Comparing with the η1 that is extracted from the EMD method, the η2 shows stronger correlation with the measured flank wear. Even though EMD is theoretically applied to any signal, challenges still remain regarding to the mode mixing in the feature extraction from weak and composite raw signals. Therefore, the Hilbert transform is used to obtain more sensitive features. The inherent property of the HHT method allows observation of the effect of the geometric changes resulted from the tool wear on the marginal spectra with little disturbances. Considering that the calculation of η2 costs more than 72% higher CPU time than that of η1, η1 has an advantage in being able to determine the tool wear stage rapidly and improve the real-time performance of the whole system, and η2 is suitable to estimate the amount of the tool wear precisely.
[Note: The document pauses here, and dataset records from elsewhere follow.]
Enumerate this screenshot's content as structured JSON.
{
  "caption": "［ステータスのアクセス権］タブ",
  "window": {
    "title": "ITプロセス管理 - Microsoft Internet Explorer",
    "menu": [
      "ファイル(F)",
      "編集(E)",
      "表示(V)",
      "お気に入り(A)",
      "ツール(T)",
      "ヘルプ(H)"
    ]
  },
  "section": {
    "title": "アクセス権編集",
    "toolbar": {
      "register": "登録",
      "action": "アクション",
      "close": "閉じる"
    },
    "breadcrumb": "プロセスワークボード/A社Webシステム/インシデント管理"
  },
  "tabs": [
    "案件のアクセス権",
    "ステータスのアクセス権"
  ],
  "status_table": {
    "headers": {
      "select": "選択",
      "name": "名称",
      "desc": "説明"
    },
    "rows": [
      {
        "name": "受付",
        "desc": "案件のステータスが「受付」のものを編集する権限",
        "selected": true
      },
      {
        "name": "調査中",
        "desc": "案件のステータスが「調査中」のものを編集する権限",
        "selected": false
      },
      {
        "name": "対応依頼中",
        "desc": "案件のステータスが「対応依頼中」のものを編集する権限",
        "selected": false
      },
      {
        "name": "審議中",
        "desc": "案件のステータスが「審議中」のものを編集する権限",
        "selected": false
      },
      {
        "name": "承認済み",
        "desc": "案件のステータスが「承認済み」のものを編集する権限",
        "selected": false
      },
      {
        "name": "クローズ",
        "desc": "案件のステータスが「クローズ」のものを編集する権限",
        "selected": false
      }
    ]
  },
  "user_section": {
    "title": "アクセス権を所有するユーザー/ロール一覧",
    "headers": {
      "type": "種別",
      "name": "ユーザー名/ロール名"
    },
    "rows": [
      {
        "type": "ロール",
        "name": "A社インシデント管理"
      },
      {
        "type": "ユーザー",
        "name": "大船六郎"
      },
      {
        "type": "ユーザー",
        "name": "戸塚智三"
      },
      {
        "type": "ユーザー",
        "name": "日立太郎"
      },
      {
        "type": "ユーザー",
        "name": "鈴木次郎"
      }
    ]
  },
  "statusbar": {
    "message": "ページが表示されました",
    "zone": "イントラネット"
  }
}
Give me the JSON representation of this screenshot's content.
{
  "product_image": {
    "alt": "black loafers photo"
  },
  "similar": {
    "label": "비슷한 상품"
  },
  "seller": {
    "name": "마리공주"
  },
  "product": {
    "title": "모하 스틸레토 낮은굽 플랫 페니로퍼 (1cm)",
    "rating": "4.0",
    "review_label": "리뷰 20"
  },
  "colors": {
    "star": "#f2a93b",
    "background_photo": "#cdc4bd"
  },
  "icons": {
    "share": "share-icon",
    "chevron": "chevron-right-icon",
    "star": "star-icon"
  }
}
Besides, we observe that both the two features in experiment 6 have the strongest correlation with the VB compared with the results obtained in other experiments. The correlation coefficients obtained in experiments 4 and 5 are relatively higher than those obtained in the first three tests. Under different cutting conditions, the signals generated due to the tool wear account for different proportions in raw spindle power data, the complexity of extracting useful features from raw signals varies greatly. Under a complicated machining condition, such as experiments 4 and 6, the response of the spindle power to the cutting tool condition is great enough to be represented by η1 that is extracted from the EMD method.

5 Conclusion

In the present study, two reliable features are successfully extracted from the spindle power signal using the HHT algorithm to precisely estimate the tool condition. The results show that the HHT algorithm can effectively suppress the noise interference in the raw spindle power signal and the extracted two features (η1 and η2) consistently coincides with the measured flank wear (VB) of the cutting tool. The correlation coefficients between them calculated in various cutting experiments maintain at a high level and show weak dependence on the cutting parameter, the workpiece material, or the machining method. Besides, the spindle power signal acquisition system could be established at a low cost and the features could be extracted efficiently, which makes such as tool condition monitoring (TCM) system meets the economic and efficiency requirements in the industrial production. For the feasibility of this method in a wider range of cutting tools and machining conditions, further work is required to develop an AI-based monitoring system that can predict tool wear state and promote the efficiency of the management of the tool life cycle.